Vielleicht wird Verantwortung zwar formal übergeben, aber in Wirklichkeit nicht losgelassen. Vielleicht gibt es subtile Kontrolle. Oder Mikromanagement. Oder ein Klima, das Fehler eher bestraft als als Lernchance sieht.
All das verhindert echtes Empowerment. Und genau hier sind Führungskräfte gefragt.
Reflexionsfragen für Führungskräfte:
- Kann ich Verantwortung wirklich abgeben? Oder halte ich unbewusst an Kontrolle fest?
- Habe ich Vertrauen in das Entwicklungspotenzial meiner Mitarbeitenden – auch wenn sie Fehler machen?
- Gibt es Aufgaben, die ich delegiere – aber im Kopf eigentlich noch selbst kontrolliere?
- Wie sichtbar ist mein eigenes Bedürfnis nach Sicherheit – und wie wirkt das auf mein Team?
Funktionierende Delegation beginnt bei der Haltung der Führungskraft.
Fazit: Delegation braucht Beziehung
Die Skill-Will-Matrix ist ein kraftvolles Tool – wenn wir sie als Ausgangspunkt für echte Gespräche nutzen. Sie hilft, Klarheit zu schaffen über Motivation und Fähigkeiten. Aber sie reicht nicht aus.

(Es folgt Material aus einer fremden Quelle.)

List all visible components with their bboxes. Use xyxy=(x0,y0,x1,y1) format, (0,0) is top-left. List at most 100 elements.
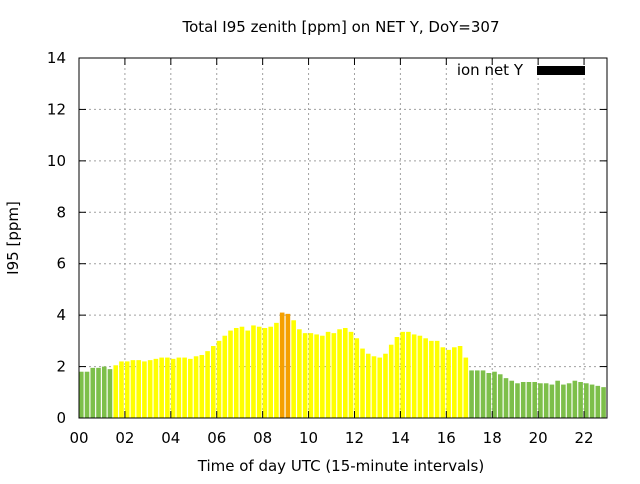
bar xyxy=(348,331,354,418)
bar xyxy=(90,367,96,418)
bar xyxy=(509,380,515,418)
bar xyxy=(320,335,325,418)
bar xyxy=(256,326,262,418)
bar xyxy=(308,333,314,418)
x-axis-label: Time of day UTC (15-minute intervals) xyxy=(197,457,484,475)
bar xyxy=(216,340,222,418)
x-tick-label: 20 xyxy=(529,429,548,447)
bar xyxy=(526,382,532,418)
bar xyxy=(251,325,256,418)
bar xyxy=(274,322,279,418)
y-tick-label: 10 xyxy=(47,152,66,170)
plot-frame xyxy=(78,57,608,419)
bar xyxy=(211,346,216,418)
bar xyxy=(457,346,463,418)
bar xyxy=(475,370,480,418)
bar xyxy=(406,331,411,418)
bar xyxy=(515,383,520,418)
bar xyxy=(228,330,233,418)
bar xyxy=(136,360,141,418)
y-tick-label: 2 xyxy=(56,358,66,376)
bar xyxy=(601,387,606,418)
bar xyxy=(285,313,291,418)
bar xyxy=(119,361,124,418)
y-tick-label: 12 xyxy=(47,100,66,118)
x-tick-label: 04 xyxy=(161,429,180,447)
bar xyxy=(79,371,84,418)
bar xyxy=(354,338,360,418)
y-tick-label: 4 xyxy=(56,306,66,324)
bar xyxy=(147,360,153,418)
bar xyxy=(584,383,589,418)
bar xyxy=(343,328,348,418)
bar xyxy=(595,385,601,418)
bar xyxy=(400,331,405,418)
bar xyxy=(222,335,228,418)
bar xyxy=(429,340,434,418)
bar xyxy=(555,380,560,418)
bar xyxy=(153,358,159,418)
bar xyxy=(377,357,383,418)
bar xyxy=(268,326,273,418)
x-tick-label: 22 xyxy=(574,429,593,447)
bar xyxy=(572,380,578,418)
bar xyxy=(142,361,147,418)
bar xyxy=(463,357,469,418)
bar xyxy=(434,340,440,418)
bar xyxy=(503,378,509,418)
bar xyxy=(446,349,451,418)
bar xyxy=(101,366,107,418)
chart-title: Total I95 zenith [ppm] on NET Y, DoY=307 xyxy=(181,18,499,36)
bar xyxy=(365,353,371,418)
bar xyxy=(176,357,182,418)
bar xyxy=(239,326,245,418)
bar xyxy=(543,383,549,418)
bar xyxy=(262,328,268,418)
bar xyxy=(170,358,176,418)
bar xyxy=(188,358,193,418)
x-tick-label: 12 xyxy=(345,429,364,447)
x-tick-label: 14 xyxy=(391,429,410,447)
x-tick-label: 16 xyxy=(437,429,456,447)
bar xyxy=(492,371,497,418)
bar xyxy=(589,384,595,418)
x-tick-label: 10 xyxy=(299,429,318,447)
bar xyxy=(279,312,285,418)
bar xyxy=(337,329,342,418)
bar xyxy=(124,361,130,418)
bar xyxy=(245,330,251,418)
y-tick-label: 0 xyxy=(56,409,66,427)
x-tick-label: 02 xyxy=(115,429,134,447)
bar xyxy=(325,331,331,418)
bar xyxy=(388,344,394,418)
bar xyxy=(159,357,164,418)
x-tick-label: 00 xyxy=(69,429,88,447)
bar xyxy=(566,383,572,418)
bar xyxy=(394,337,400,418)
bar xyxy=(469,370,474,418)
bar xyxy=(497,374,503,418)
bar xyxy=(538,383,543,418)
legend-label: ion net Y xyxy=(457,61,524,79)
bar xyxy=(130,360,136,418)
bar xyxy=(193,356,199,418)
bar xyxy=(107,369,113,418)
bar xyxy=(165,357,170,418)
bar xyxy=(360,348,365,418)
bar xyxy=(532,382,537,418)
bar xyxy=(520,382,526,418)
bar xyxy=(233,328,239,418)
bar xyxy=(440,347,446,418)
bar xyxy=(84,371,90,418)
bars-group xyxy=(79,312,606,418)
bar xyxy=(182,357,187,418)
bar xyxy=(291,320,296,418)
x-tick-label: 06 xyxy=(207,429,226,447)
bar xyxy=(199,355,205,418)
bar xyxy=(383,353,388,418)
x-tick-label: 18 xyxy=(483,429,502,447)
bar xyxy=(297,329,302,418)
bar xyxy=(314,334,319,418)
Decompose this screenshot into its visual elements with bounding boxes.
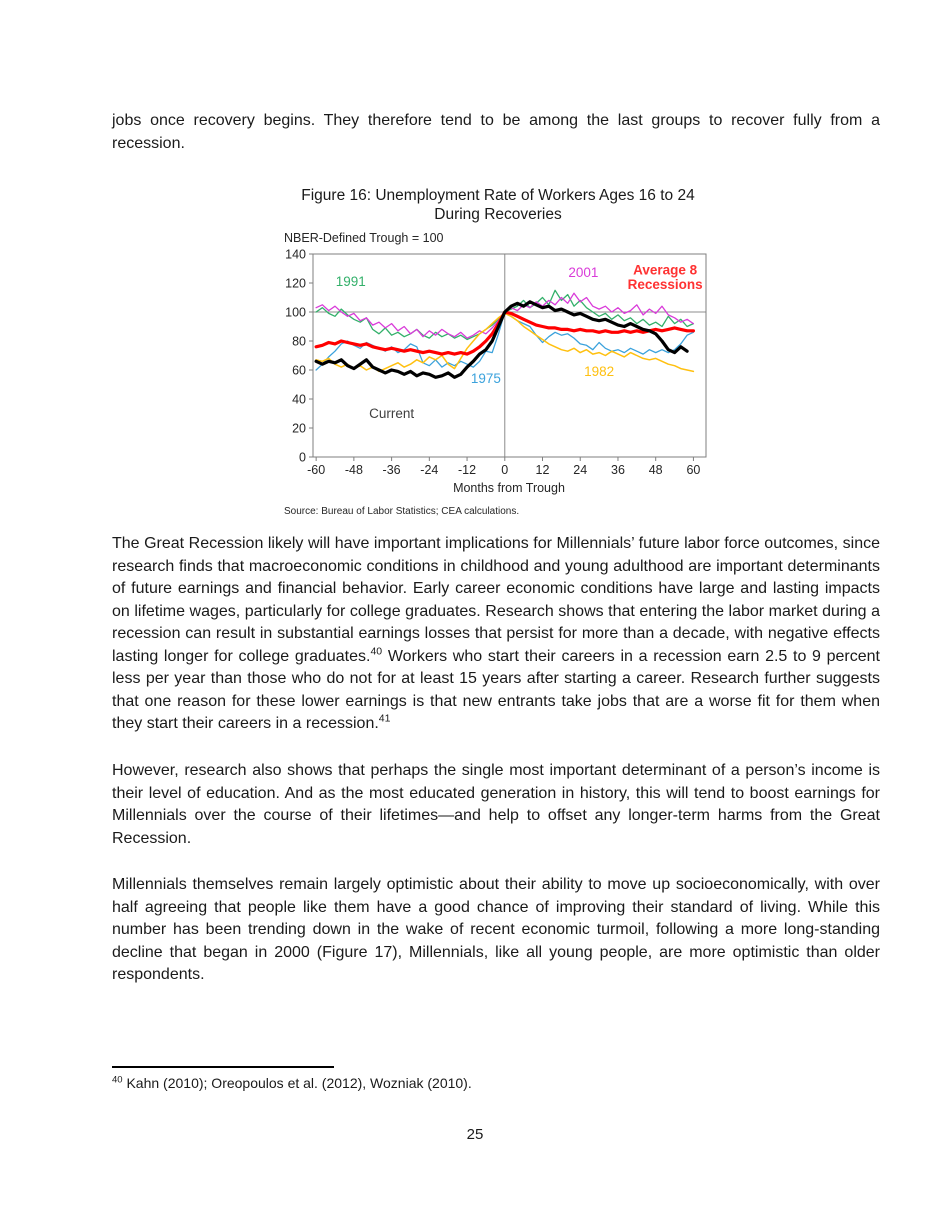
figure-16-block: Figure 16: Unemployment Rate of Workers … xyxy=(283,186,713,526)
x-axis-title: Months from Trough xyxy=(453,481,565,495)
y-tick-label: 80 xyxy=(292,335,306,349)
series-label-average-8: Average 8 xyxy=(633,262,698,277)
x-tick-label: 24 xyxy=(573,463,587,477)
body-paragraph-2: However, research also shows that perhap… xyxy=(112,762,880,847)
series-label-1975: 1975 xyxy=(471,371,501,386)
x-tick-label: -60 xyxy=(307,463,325,477)
figure-chart-svg: NBER-Defined Trough = 100 0 20 40 60 80 100 12… xyxy=(284,231,707,517)
footnote-marker: 40 xyxy=(112,1074,123,1086)
footnote-reference: 40 xyxy=(370,645,383,658)
x-tick-label: -12 xyxy=(458,463,476,477)
y-tick-label: 40 xyxy=(292,393,306,407)
plot-border xyxy=(312,253,707,458)
y-tick-label: 60 xyxy=(292,364,306,378)
intro-paragraph: jobs once recovery begins. They therefor… xyxy=(112,112,880,152)
footnote-separator xyxy=(112,1066,334,1068)
series-label-1982: 1982 xyxy=(584,364,614,379)
page-number: 25 xyxy=(466,1126,484,1143)
series-label-1991: 1991 xyxy=(336,274,366,289)
chart-plot-area: 0 20 40 60 80 100 120 140 -60 -48 -36 -24 -12 0 12 24 36… xyxy=(285,248,707,477)
x-tick-label: 36 xyxy=(611,463,625,477)
figure-title-line1: Figure 16: Unemployment Rate of Workers … xyxy=(301,187,695,204)
y-tick-label: 120 xyxy=(285,277,306,291)
x-tick-label: -48 xyxy=(345,463,363,477)
figure-title-line2: During Recoveries xyxy=(434,206,562,223)
chart-subtitle: NBER-Defined Trough = 100 xyxy=(284,231,444,245)
footnote-40: 40 Kahn (2010); Oreopoulos et al. (2012)… xyxy=(112,1074,880,1093)
y-tick-label: 100 xyxy=(285,306,306,320)
body-paragraph-1: The Great Recession likely will have imp… xyxy=(112,535,881,732)
series-line-current xyxy=(314,300,689,379)
series-label-2001: 2001 xyxy=(568,265,598,280)
series-label-recessions: Recessions xyxy=(628,277,703,292)
footnote-reference: 41 xyxy=(378,712,391,725)
x-tick-label: 0 xyxy=(501,463,508,477)
figure-title: Figure 16: Unemployment Rate of Workers … xyxy=(283,186,713,224)
x-tick-label: 12 xyxy=(536,463,550,477)
x-tick-label: -36 xyxy=(383,463,401,477)
x-tick-label: 60 xyxy=(686,463,700,477)
y-tick-label: 20 xyxy=(292,422,306,436)
y-tick-label: 0 xyxy=(299,451,306,465)
y-tick-label: 140 xyxy=(285,248,306,262)
x-tick-label: 48 xyxy=(649,463,663,477)
x-tick-label: -24 xyxy=(420,463,438,477)
chart-source-note: Source: Bureau of Labor Statistics; CEA … xyxy=(284,506,519,517)
footnote-text: Kahn (2010); Oreopoulos et al. (2012), W… xyxy=(122,1075,472,1091)
body-paragraph-3: Millennials themselves remain largely op… xyxy=(112,876,880,983)
series-label-current: Current xyxy=(369,406,414,421)
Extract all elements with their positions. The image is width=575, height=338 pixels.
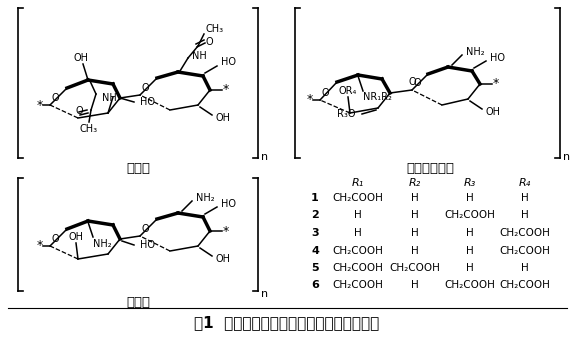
Text: O: O <box>52 234 60 244</box>
Text: NH₂: NH₂ <box>93 239 112 249</box>
Text: 4: 4 <box>311 245 319 256</box>
Text: 5: 5 <box>311 263 319 273</box>
Text: R₂: R₂ <box>409 178 421 188</box>
Text: H: H <box>466 193 474 203</box>
Text: O: O <box>322 88 329 98</box>
Text: CH₃: CH₃ <box>206 24 224 34</box>
Text: H: H <box>521 263 529 273</box>
Text: H: H <box>411 193 419 203</box>
Text: OH: OH <box>216 254 231 264</box>
Text: OR₄: OR₄ <box>339 86 357 96</box>
Text: R₃: R₃ <box>464 178 476 188</box>
Text: R₁: R₁ <box>352 178 364 188</box>
Text: *: * <box>307 94 313 106</box>
Text: R₄: R₄ <box>519 178 531 188</box>
Text: CH₂COOH: CH₂COOH <box>500 228 550 238</box>
Text: O: O <box>206 37 214 47</box>
Text: CH₂COOH: CH₂COOH <box>332 263 384 273</box>
Text: CH₂COOH: CH₂COOH <box>332 245 384 256</box>
Text: *: * <box>223 224 229 238</box>
Text: CH₂COOH: CH₂COOH <box>444 281 496 290</box>
Text: H: H <box>466 245 474 256</box>
Text: 罧甲基壳聚糖: 罧甲基壳聚糖 <box>406 162 454 174</box>
Text: H: H <box>411 211 419 220</box>
Text: NH₂: NH₂ <box>196 193 214 203</box>
Text: H: H <box>411 281 419 290</box>
Text: 3: 3 <box>311 228 319 238</box>
Text: *: * <box>37 98 43 112</box>
Text: HO: HO <box>221 199 236 209</box>
Text: H: H <box>354 228 362 238</box>
Text: CH₂COOH: CH₂COOH <box>444 211 496 220</box>
Text: HO: HO <box>221 57 236 67</box>
Text: H: H <box>466 263 474 273</box>
Text: NH: NH <box>102 93 117 103</box>
Text: CH₃: CH₃ <box>80 124 98 134</box>
Text: n: n <box>261 152 268 162</box>
Text: OH: OH <box>68 232 83 242</box>
Text: O: O <box>413 78 421 88</box>
Text: HO: HO <box>140 240 155 250</box>
Text: CH₂COOH: CH₂COOH <box>500 281 550 290</box>
Text: *: * <box>493 77 499 91</box>
Text: CH₂COOH: CH₂COOH <box>332 281 384 290</box>
Text: H: H <box>354 211 362 220</box>
Text: NH₂: NH₂ <box>466 47 485 57</box>
Text: CH₂COOH: CH₂COOH <box>500 245 550 256</box>
Text: NH: NH <box>192 51 207 61</box>
Text: HO: HO <box>140 97 155 107</box>
Text: H: H <box>411 245 419 256</box>
Text: O: O <box>408 77 416 87</box>
Text: 壳聚糖: 壳聚糖 <box>126 296 150 310</box>
Text: O: O <box>141 224 148 234</box>
Text: 1: 1 <box>311 193 319 203</box>
Text: OH: OH <box>216 113 231 123</box>
Text: *: * <box>223 83 229 97</box>
Text: O: O <box>141 83 148 93</box>
Text: HO: HO <box>490 53 505 63</box>
Text: 甲壳素: 甲壳素 <box>126 162 150 174</box>
Text: 图1  甲壳素、壳聚糖、罧甲基壳聚糖结构式: 图1 甲壳素、壳聚糖、罧甲基壳聚糖结构式 <box>194 315 380 331</box>
Text: 6: 6 <box>311 281 319 290</box>
Text: H: H <box>466 228 474 238</box>
Text: O: O <box>75 106 83 116</box>
Text: n: n <box>261 289 268 299</box>
Text: R₃O: R₃O <box>338 109 356 119</box>
Text: *: * <box>37 240 43 252</box>
Text: CH₂COOH: CH₂COOH <box>390 263 440 273</box>
Text: n: n <box>563 152 570 162</box>
Text: O: O <box>52 93 60 103</box>
Text: CH₂COOH: CH₂COOH <box>332 193 384 203</box>
Text: NR₁R₂: NR₁R₂ <box>363 92 392 102</box>
Text: H: H <box>411 228 419 238</box>
Text: H: H <box>521 211 529 220</box>
Text: H: H <box>521 193 529 203</box>
Text: OH: OH <box>486 107 501 117</box>
Text: OH: OH <box>74 53 89 63</box>
Text: 2: 2 <box>311 211 319 220</box>
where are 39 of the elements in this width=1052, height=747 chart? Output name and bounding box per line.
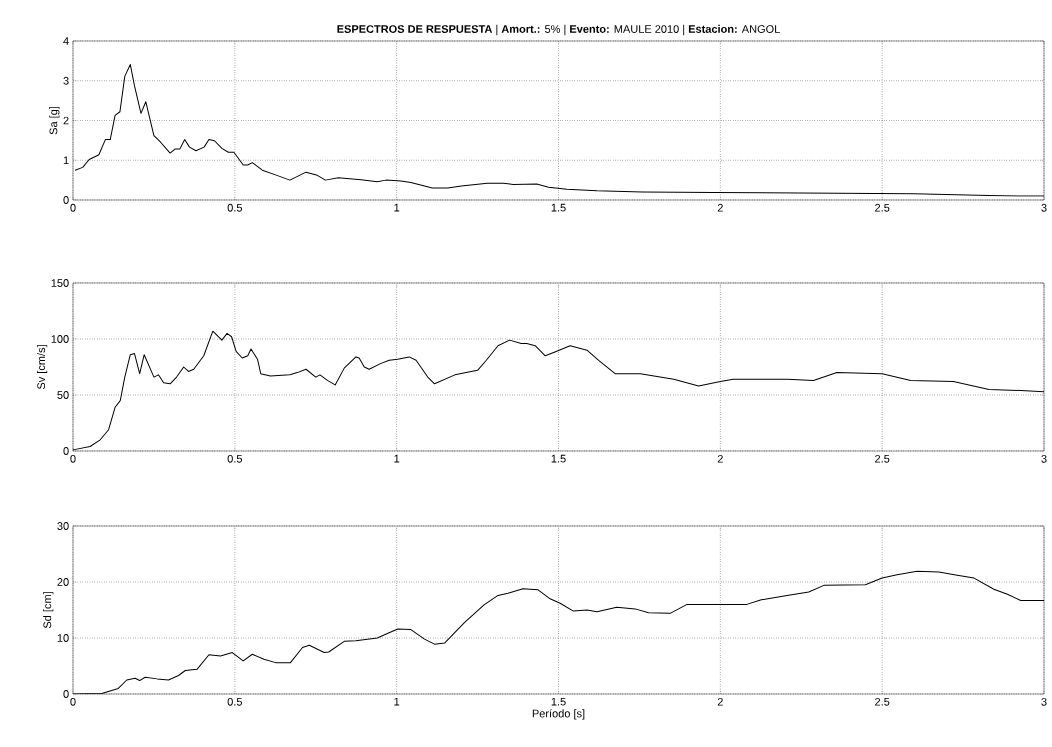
y-tick-label: 150 xyxy=(51,279,69,287)
x-tick-label: 3 xyxy=(1041,697,1047,706)
x-tick-label: 1.5 xyxy=(551,454,566,463)
y-axis-title: Sd [cm] xyxy=(43,592,54,629)
y-tick-label: 30 xyxy=(57,522,69,530)
x-tick-label: 0 xyxy=(70,454,76,463)
y-tick-label: 10 xyxy=(57,634,69,642)
x-tick-label: 1.5 xyxy=(551,697,566,706)
y-tick-label: 50 xyxy=(57,391,69,399)
y-axis-title: Sv [cm/s] xyxy=(37,345,48,390)
x-tick-label: 0.5 xyxy=(227,203,243,212)
x-tick-label: 0 xyxy=(70,203,76,212)
y-tick-label: 3 xyxy=(63,76,69,85)
x-tick-label: 2.5 xyxy=(875,697,890,706)
y-tick-label: 4 xyxy=(63,37,69,45)
x-tick-label: 1 xyxy=(394,203,400,212)
x-tick-label: 0.5 xyxy=(227,454,243,463)
x-tick-label: 1 xyxy=(394,697,400,706)
x-tick-label: 2.5 xyxy=(875,454,890,463)
y-tick-label: 0 xyxy=(63,447,69,455)
y-tick-label: 2 xyxy=(63,116,69,125)
y-axis-title: Sa [g] xyxy=(49,106,60,135)
y-tick-label: 0 xyxy=(63,690,69,698)
y-tick-label: 0 xyxy=(63,196,69,204)
y-tick-label: 1 xyxy=(63,156,69,165)
x-tick-label: 3 xyxy=(1041,203,1047,212)
x-tick-label: 1.5 xyxy=(551,203,566,212)
x-tick-label: 0.5 xyxy=(227,697,243,706)
x-tick-label: 0 xyxy=(70,697,76,706)
x-tick-label: 2.5 xyxy=(875,203,890,212)
x-tick-label: 2 xyxy=(717,203,723,212)
x-tick-label: 3 xyxy=(1041,454,1047,463)
x-axis-title: Período [s] xyxy=(532,709,585,720)
x-tick-label: 1 xyxy=(394,454,400,463)
x-tick-label: 2 xyxy=(717,697,723,706)
y-tick-label: 100 xyxy=(51,335,69,343)
chart-title: ESPECTROS DE RESPUESTA | Amort.: 5% | Evento: MAULE 2010 | Estacion: ANGOL xyxy=(337,24,780,36)
y-tick-label: 20 xyxy=(57,578,69,586)
x-tick-label: 2 xyxy=(717,454,723,463)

Denn ob jemand Verantwortung wirklich übernimmt, hängt nicht nur vom Können und Wollen ab. Sondern auch vom Erlauben. Und genau hier beginnt die eigentliche Führungsarbeit: bei der Gestaltung von Vertrauen, psychologischer Sicherheit – und der eigenen Haltung zu Macht und Kontrolle.
Oder kurz gesagt:
Delegation ist nicht das Abgeben von Aufgaben. Sondern das Teilen von Verantwortung. Und das beginnt mit einem ehrlichen Gespräch – mit dem Team. Und mit dir selbst.